Pacte Entreprise : le plagiat, c’est maintenant

Des opposants politiques et même certains députés de la majorité socialiste reprochent à François Hollande d’avoir repompé sans vergogne le dernier programme électoral de Nicolas Sarkozy (2012). Point de vue.

Social démocrate François Hollande ? Il l’a avoué du bout des lèvres, mardi soir, lors de sa conférence presse. Mais la vérité est ailleurs : comme Sarkozy, Hollande se réclame désormais de l’ancien chancelier allemand Gerhard Schröder (1998-2005), l’homme qui, malgré son positionnement au centre-gauche (SPD), mit en œuvre au début des années 2000 le désormais fameux agenda 2010, une pochette surprise de réformes libérales visant à assouplir, outre-Rhin, le marché de l’emploi et baisser le coût du travail par une refonte brutale de l’Etat Providence.

Tournant libéral à la Delors ?

Si François Hollande assume désormais cette ligne, c’est qu’en réalité il a toujours été prédisposé à la suivre. En bon fils spirituel de Jacques Delors (PS), chantre du tournant libéral de 1983, Hollande n’a jamais été un socialiste pur-sang. Seulement, en France, pour gagner l’alternance à gauche (comme en 1981, 1997 et 2012), il faut opportunément maîtriser la langue de Jaurès, prendre au besoin l’accent de Léon Blum, bref savoir parler « socialisme » et, quand les circonstances politiques l’exigent, insuffler dans ses discours des intonations orthodoxes.

Inspiré par le Mitterrand de 1981, Hollande s’est engouffré dans cette brèche en 2012. La bataille électorale qui l’opposait au président UMP, partisan assumé d’un plan Schröder à la française (quoi qu’avec cinq ans de retard), ne lui donnait d’autres choix que de se déporter à gauche. C’est ce qu’il avait fait, dans le feu de la campagne, en se posant en ennemi n°1 du « monde de la Finance » (discours du Bourget). Pour les électeurs qui ont cru à cette réclame, la conférence de presse élyséenne du 14 janvier dernier s’est révélée comme une réplique amère de la « journée des dupes ».

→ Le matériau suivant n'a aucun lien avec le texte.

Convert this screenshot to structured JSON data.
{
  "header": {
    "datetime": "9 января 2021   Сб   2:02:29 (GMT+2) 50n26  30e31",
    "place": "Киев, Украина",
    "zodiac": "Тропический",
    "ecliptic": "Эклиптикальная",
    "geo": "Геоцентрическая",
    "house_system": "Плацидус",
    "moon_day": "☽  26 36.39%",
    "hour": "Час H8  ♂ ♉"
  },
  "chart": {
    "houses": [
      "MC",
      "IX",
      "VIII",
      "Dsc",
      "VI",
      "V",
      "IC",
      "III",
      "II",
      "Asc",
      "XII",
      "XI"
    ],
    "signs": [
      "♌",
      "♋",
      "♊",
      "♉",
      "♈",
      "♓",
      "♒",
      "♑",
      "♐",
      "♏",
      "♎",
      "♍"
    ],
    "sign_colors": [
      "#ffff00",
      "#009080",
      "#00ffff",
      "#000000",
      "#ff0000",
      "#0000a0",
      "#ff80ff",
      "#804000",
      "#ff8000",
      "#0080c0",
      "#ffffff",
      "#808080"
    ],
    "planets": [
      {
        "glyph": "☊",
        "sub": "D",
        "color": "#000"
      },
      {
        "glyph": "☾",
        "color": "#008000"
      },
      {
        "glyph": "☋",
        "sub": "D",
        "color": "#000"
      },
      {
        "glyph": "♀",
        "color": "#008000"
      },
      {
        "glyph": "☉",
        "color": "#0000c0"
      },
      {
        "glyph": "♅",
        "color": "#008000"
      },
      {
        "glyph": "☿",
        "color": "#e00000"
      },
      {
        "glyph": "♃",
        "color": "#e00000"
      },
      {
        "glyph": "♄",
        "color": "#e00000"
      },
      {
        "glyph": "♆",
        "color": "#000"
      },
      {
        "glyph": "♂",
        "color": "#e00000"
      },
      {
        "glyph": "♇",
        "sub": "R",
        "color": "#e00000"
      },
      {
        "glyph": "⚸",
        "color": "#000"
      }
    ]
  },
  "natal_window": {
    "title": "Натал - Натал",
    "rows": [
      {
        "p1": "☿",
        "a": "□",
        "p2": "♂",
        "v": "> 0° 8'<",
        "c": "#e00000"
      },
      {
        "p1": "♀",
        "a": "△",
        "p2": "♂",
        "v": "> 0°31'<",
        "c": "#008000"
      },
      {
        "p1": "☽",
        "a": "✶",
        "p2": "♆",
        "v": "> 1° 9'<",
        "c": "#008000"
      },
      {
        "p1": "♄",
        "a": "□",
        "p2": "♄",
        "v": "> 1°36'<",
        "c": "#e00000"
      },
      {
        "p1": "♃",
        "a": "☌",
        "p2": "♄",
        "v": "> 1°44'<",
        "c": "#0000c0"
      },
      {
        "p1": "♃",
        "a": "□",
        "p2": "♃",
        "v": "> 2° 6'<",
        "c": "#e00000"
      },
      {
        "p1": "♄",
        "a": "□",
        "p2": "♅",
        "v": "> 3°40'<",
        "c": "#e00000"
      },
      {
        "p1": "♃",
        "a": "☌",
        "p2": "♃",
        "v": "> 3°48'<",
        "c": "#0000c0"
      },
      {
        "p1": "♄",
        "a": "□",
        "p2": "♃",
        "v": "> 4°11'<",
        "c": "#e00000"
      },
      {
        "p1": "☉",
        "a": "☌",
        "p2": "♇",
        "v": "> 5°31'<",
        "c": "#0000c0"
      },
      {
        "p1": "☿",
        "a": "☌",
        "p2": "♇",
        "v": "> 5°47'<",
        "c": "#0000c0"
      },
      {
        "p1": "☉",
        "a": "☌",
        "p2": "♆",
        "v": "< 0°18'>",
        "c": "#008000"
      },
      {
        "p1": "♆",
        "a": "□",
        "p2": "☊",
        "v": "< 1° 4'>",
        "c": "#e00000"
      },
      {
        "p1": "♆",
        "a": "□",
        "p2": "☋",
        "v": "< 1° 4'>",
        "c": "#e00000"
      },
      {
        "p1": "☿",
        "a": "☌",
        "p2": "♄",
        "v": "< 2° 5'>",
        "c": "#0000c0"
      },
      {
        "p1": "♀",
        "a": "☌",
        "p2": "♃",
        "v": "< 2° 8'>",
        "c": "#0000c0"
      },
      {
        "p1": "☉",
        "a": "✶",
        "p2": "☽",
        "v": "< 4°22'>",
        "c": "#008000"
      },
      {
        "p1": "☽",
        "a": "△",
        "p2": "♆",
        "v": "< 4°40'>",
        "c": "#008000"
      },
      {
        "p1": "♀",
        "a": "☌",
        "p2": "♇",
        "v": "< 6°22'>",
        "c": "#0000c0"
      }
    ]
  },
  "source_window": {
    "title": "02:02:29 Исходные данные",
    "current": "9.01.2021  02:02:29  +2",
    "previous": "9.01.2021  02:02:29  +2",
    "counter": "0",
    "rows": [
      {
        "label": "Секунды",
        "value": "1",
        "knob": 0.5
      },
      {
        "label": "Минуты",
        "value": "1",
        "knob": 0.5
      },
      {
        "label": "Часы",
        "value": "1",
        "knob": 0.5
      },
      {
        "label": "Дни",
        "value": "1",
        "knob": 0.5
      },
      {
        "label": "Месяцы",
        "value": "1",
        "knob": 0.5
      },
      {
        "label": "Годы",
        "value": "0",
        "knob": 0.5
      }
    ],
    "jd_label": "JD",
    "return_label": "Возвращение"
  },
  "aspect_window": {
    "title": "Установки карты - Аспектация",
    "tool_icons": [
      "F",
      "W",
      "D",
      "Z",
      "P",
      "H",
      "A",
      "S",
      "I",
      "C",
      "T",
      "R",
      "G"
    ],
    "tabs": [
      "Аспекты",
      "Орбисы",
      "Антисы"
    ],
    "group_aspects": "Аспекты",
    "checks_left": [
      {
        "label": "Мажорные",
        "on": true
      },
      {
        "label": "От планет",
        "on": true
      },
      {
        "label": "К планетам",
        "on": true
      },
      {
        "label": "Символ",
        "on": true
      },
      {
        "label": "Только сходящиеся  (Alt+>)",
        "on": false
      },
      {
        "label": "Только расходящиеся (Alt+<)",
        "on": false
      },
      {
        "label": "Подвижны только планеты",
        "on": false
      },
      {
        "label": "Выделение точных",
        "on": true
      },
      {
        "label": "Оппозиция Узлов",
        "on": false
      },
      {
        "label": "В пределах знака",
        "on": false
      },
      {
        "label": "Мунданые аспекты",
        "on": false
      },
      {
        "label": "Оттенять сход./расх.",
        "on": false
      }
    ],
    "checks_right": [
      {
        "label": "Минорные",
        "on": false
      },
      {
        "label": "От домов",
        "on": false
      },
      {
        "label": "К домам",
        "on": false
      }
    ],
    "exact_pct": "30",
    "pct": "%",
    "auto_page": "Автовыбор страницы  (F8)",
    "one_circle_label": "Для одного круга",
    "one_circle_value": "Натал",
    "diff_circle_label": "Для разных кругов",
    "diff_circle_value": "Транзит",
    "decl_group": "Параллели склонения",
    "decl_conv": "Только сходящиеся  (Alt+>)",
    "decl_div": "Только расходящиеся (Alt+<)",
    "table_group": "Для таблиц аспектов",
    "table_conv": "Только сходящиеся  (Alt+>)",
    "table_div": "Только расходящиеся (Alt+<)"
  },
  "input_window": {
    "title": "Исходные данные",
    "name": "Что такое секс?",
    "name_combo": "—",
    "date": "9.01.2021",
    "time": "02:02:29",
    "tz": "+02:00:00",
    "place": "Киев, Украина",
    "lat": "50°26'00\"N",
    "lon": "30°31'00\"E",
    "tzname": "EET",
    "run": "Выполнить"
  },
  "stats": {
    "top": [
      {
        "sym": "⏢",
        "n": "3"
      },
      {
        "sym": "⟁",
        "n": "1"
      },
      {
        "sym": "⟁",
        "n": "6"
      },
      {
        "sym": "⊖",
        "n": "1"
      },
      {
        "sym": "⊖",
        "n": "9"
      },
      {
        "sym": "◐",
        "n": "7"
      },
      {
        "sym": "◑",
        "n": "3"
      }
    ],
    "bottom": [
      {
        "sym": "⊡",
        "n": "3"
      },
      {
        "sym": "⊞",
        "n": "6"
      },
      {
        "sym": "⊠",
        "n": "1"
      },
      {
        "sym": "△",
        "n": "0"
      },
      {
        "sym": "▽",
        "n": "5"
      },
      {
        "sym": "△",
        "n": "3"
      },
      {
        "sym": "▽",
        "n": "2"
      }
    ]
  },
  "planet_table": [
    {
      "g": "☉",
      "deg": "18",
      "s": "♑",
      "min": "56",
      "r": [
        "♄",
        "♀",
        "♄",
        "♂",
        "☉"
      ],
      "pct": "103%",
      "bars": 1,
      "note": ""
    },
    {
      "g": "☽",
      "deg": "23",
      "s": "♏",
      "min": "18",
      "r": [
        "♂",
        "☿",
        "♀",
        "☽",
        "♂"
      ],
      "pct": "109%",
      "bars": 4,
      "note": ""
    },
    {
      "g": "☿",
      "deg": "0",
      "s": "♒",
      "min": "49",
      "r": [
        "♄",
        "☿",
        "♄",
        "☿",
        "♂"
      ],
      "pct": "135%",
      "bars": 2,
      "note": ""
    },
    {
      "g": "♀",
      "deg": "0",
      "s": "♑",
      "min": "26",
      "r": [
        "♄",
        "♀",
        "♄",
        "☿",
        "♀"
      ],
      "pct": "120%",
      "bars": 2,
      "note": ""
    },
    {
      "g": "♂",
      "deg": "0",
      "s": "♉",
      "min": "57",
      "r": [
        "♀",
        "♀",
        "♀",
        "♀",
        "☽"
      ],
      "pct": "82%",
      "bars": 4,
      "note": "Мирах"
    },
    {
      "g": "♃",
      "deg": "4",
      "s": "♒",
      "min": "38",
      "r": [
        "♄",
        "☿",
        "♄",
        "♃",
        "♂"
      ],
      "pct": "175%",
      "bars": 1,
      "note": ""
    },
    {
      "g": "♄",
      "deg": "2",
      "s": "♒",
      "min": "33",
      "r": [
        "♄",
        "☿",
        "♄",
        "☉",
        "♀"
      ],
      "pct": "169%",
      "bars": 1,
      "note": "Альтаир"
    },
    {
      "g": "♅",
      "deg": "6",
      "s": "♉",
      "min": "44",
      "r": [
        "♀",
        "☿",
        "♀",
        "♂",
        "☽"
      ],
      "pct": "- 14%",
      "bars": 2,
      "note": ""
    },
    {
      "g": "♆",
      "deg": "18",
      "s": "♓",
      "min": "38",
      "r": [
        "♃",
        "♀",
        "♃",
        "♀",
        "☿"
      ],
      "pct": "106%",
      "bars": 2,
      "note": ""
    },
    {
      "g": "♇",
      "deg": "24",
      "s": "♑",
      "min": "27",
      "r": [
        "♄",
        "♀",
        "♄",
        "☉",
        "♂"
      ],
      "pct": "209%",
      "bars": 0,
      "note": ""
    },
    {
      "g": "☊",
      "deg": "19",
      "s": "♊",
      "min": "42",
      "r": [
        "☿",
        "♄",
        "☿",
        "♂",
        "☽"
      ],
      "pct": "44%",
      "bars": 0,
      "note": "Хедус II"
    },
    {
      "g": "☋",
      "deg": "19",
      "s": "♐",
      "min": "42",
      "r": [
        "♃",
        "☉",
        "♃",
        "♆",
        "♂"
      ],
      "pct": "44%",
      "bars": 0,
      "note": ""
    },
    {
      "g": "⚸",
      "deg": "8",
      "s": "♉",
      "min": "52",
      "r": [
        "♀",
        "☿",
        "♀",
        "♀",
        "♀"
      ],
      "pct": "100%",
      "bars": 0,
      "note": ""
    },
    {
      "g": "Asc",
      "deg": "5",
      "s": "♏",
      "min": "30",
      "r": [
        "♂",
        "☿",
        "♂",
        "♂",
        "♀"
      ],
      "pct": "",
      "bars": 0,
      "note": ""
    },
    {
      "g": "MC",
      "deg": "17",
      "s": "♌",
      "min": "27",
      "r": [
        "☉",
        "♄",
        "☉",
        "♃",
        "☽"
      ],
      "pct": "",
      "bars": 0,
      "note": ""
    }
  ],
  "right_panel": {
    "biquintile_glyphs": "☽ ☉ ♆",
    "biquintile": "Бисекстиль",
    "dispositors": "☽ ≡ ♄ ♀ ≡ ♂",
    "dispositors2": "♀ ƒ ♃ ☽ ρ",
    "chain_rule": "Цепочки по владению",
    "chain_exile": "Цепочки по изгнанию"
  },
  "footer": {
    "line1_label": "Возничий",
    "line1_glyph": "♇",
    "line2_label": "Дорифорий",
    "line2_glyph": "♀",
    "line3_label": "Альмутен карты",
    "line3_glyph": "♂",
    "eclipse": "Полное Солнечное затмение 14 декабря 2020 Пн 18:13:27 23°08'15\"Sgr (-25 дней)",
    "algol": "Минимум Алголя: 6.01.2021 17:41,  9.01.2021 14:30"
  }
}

Les deux seules mesures de gauche consenties par le gouvernement de Jean-Marc Ayrault furent, dès le printemps 2012, un coup de pouce, minime, au SMIC (+0,6%) et la revalorisation de l’Allocation de rentrée scolaire. S’il a enterré le projet de TVA sociale de Sarkozy, c’était pour ressortir, deux mois plus tard, un Crédit d’Impôt Compétitivité-Emploi (CICE) de 20 milliards d’euros, lui aussi financé par…la TVA. Mais la première vraie rupture avec l’école socialiste est intervenue début 2013 lorsque les partenaires sociaux sont parvenus à conclure un accord national interprofessionnel (ANI) donnant la prime à la négociation dans les entreprises sur des questions aussi primordiales que le temps de travail, comme l’avait réclamé Sarkozy en son temps, mais sans avoir le courage de le faire.

Baisse du coût du Travail

Le travail de sape libéral de François Hollande s’est poursuivi, petit à petit, jusqu’à atteindre son acmé mardi dernier, jour de gloire pour le pacte de responsabilité avec les entreprises, dont la principale mesure a été dévoilée en grande pompe : une baisse massive du coût du travail par le transfert des cotisations familiales, aujourd’hui supportées à hauteur de 35 milliards d’euros par les employeurs.  Quel mécanisme prendra le relais pour financer cette grosse manne sociale ? Rien, visiblement, n’a été fixé mais les ménages auront du mal à échapper à une hausse, quasi inévitable, de la CSG.

Comme l’a dit Hollande, ce n’est pas une relance par la demande qu’il faut engager mais une « relance par l’offre », rompant ainsi avec le paradigme keynesien qui avait fait le lit de la victoire du parti socialiste en 1981. Avant que le tournant de la rigueur, impulsé par Jacques Delors, ne le conduise tout droit vers ses plus cuisantes défaites électorales (1986 et 1993).